On one hand, I have one creative nonfiction and two poems that are due for publication in 2008 and early 2009. I've been through this before and until the book is in my hand, I won't believe it. So I will let everyone know.

On the other hand, I've received a few rejections last year. To make me feel better, the editors send me a complimentary copy of their journals. (Gee, thanks!). They send this to you so you can learn what they're looking for next time. When I see the work that's being written, it's not like mine at all. It's more structured. I feel like they're writing skyscrapers and I'm writing grass huts.

While grass huts have their charm, they lack durability. I'm not sure how much of my style I need to change. I send my work hoping editors will see me as a "fresh voice," free of the MFA commanded styles. One editor suggested I refine my endings a bit. I reworked a few points she had identified and I agree it's better; those points always bothered me, but I left them. I would love feedback on my work!

So, I'm willing to refine, but I can't change my voice. Poetry is so personal and I write as it comes to me. My confidence wobbles when I read the bios at the end of my complimentary journals and see the MFA and other academic credentials.

Poking around on poetry sites, I came across a letter from Ted Kooser, the poet laureate. He wrote the following correspondence:

Your statement: "So many writers I've talked to refer to office work as the enemy, as if it's impossible to be anything except poet and teacher at the same time" engages me.

Where, I wonder, or at what juncture in history, did we get the idea that work would be our friend? For many of us, it is essential that we be writing against something, rather than for it. The writers who are teaching and going to the AWP meeting, etc., are in this sense writing for, or writing in support of what they're doing. Their writing is an extension of their livelihood, teaching, and the writing supports the work. And if this follows, where among these writers is the writer who questions this way of life, who writes that we should not be teaching creative writing, that we should not be encouraging people to consider careers in support of the creative writing industry? Every year there are hundreds of jacket blurbs that suggest that this or that poet is "courageous," but where is the courage in working as a poet on a university campus? Where are the dangers in this? The fear of not getting tenure? OF getting assigned to teach a class in composition? (For that matter, I'll admit that a poet need not be courageous anywhere. It's far more courageous to work the night shift in a quick stop.)

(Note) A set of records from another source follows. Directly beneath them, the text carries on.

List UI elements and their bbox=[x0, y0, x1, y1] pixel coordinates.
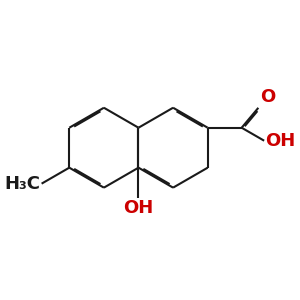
Text: O: O bbox=[260, 88, 275, 106]
Text: H₃C: H₃C bbox=[5, 175, 41, 193]
Text: OH: OH bbox=[123, 199, 154, 217]
Text: OH: OH bbox=[265, 132, 295, 150]
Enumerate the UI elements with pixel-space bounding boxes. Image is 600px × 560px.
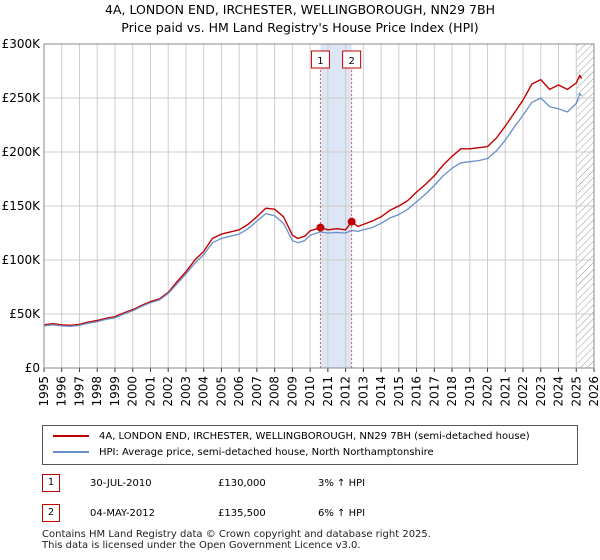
y-tick-label: £50K (9, 307, 41, 321)
x-tick-label: 1995 (37, 376, 51, 407)
x-tick-label: 2011 (321, 376, 335, 407)
x-tick-label: 2007 (250, 376, 264, 407)
sale-marker-box (342, 50, 362, 69)
transaction-price: £130,000 (218, 478, 266, 489)
x-tick-label: 1997 (72, 376, 86, 407)
chart-legend: 4A, LONDON END, IRCHESTER, WELLINGBOROUG… (42, 425, 578, 465)
x-tick-label: 2023 (534, 376, 548, 407)
x-tick-label: 2012 (339, 376, 353, 407)
legend-swatch-property (53, 435, 89, 437)
x-tick-label: 2026 (587, 376, 600, 407)
y-tick-label: £0 (25, 361, 40, 375)
x-tick-label: 2014 (374, 376, 388, 407)
x-tick-label: 2022 (516, 376, 530, 407)
y-tick-label: £200K (2, 145, 42, 159)
transaction-number: 1 (42, 474, 60, 492)
y-tick-label: £250K (2, 91, 42, 105)
chart-subtitle: Price paid vs. HM Land Registry's House … (121, 20, 479, 35)
plot-frame (43, 43, 595, 369)
x-tick-label: 2009 (285, 376, 299, 407)
x-tick-label: 2003 (179, 376, 193, 407)
x-tick-label: 2016 (410, 376, 424, 407)
transaction-hpi-change: 6% ↑ HPI (318, 508, 366, 519)
legend-label-hpi: HPI: Average price, semi-detached house,… (99, 447, 434, 458)
footer-notice: Contains HM Land Registry data © Crown c… (42, 529, 431, 551)
sale-marker-box (310, 50, 330, 69)
y-tick-label: £150K (2, 199, 42, 213)
legend-item-hpi: HPI: Average price, semi-detached house,… (53, 445, 434, 461)
y-tick-label: £300K (2, 37, 42, 51)
x-tick-label: 2000 (126, 376, 140, 407)
footer-copyright: Contains HM Land Registry data © Crown c… (42, 529, 431, 540)
x-tick-label: 2024 (552, 376, 566, 407)
x-tick-label: 2018 (445, 376, 459, 407)
legend-label-property: 4A, LONDON END, IRCHESTER, WELLINGBOROUG… (99, 431, 530, 442)
transaction-hpi-change: 3% ↑ HPI (318, 478, 366, 489)
x-tick-label: 2019 (463, 376, 477, 407)
x-tick-label: 2006 (232, 376, 246, 407)
x-tick-label: 2002 (161, 376, 175, 407)
legend-item-property: 4A, LONDON END, IRCHESTER, WELLINGBOROUG… (53, 429, 530, 445)
transaction-date: 30-JUL-2010 (90, 478, 152, 489)
series-line-hpi (43, 93, 583, 328)
sale-marker-label: 1 (317, 56, 323, 67)
transaction-price: £135,500 (218, 508, 266, 519)
x-tick-label: 2020 (481, 376, 495, 407)
x-tick-label: 2010 (303, 376, 317, 407)
transaction-number: 2 (42, 504, 60, 522)
sale-point (347, 217, 356, 226)
x-tick-label: 2025 (569, 376, 583, 407)
sale-marker-label: 2 (348, 56, 354, 67)
x-tick-label: 2005 (214, 376, 228, 407)
series-line-property (43, 74, 583, 326)
price-chart: 1 2 £0 £50K £100K £150K £200K £250K £300K 1995 19… (2, 37, 600, 407)
x-tick-label: 2004 (197, 376, 211, 407)
transaction-date: 04-MAY-2012 (90, 508, 156, 519)
x-tick-label: 2015 (392, 376, 406, 407)
x-tick-label: 2008 (268, 376, 282, 407)
x-tick-label: 1998 (90, 376, 104, 407)
x-tick-label: 2013 (356, 376, 370, 407)
legend-swatch-hpi (53, 451, 89, 453)
x-tick-label: 2017 (427, 376, 441, 407)
y-tick-label: £100K (2, 253, 42, 267)
sale-point (316, 223, 325, 232)
footer-licence: This data is licensed under the Open Gov… (42, 540, 361, 551)
x-tick-label: 2001 (143, 376, 157, 407)
x-tick-label: 2021 (498, 376, 512, 407)
x-tick-label: 1999 (108, 376, 122, 407)
x-tick-label: 1996 (55, 376, 69, 407)
chart-title: 4A, LONDON END, IRCHESTER, WELLINGBOROUG… (105, 2, 495, 17)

I wrote about the poet laureate Ted Kooser and how he's inspired me as someone who kept a day job and sustained his poetry. From the same site, there is another great blurb from Kooser:

You asked what I'm working on . . . I never feel as if I'm working toward the next book. I just keep writing poems as I come upon them and eventually, after maybe sixty of them have been in magazines, I start looking to see if they'll make a book. My books are getting further and further between. The last one was nine years in the collecting. Things are hectic here at the office, so I'd better get back to work.

Thank you! I will hang in there and keep collecting the grass for my huts.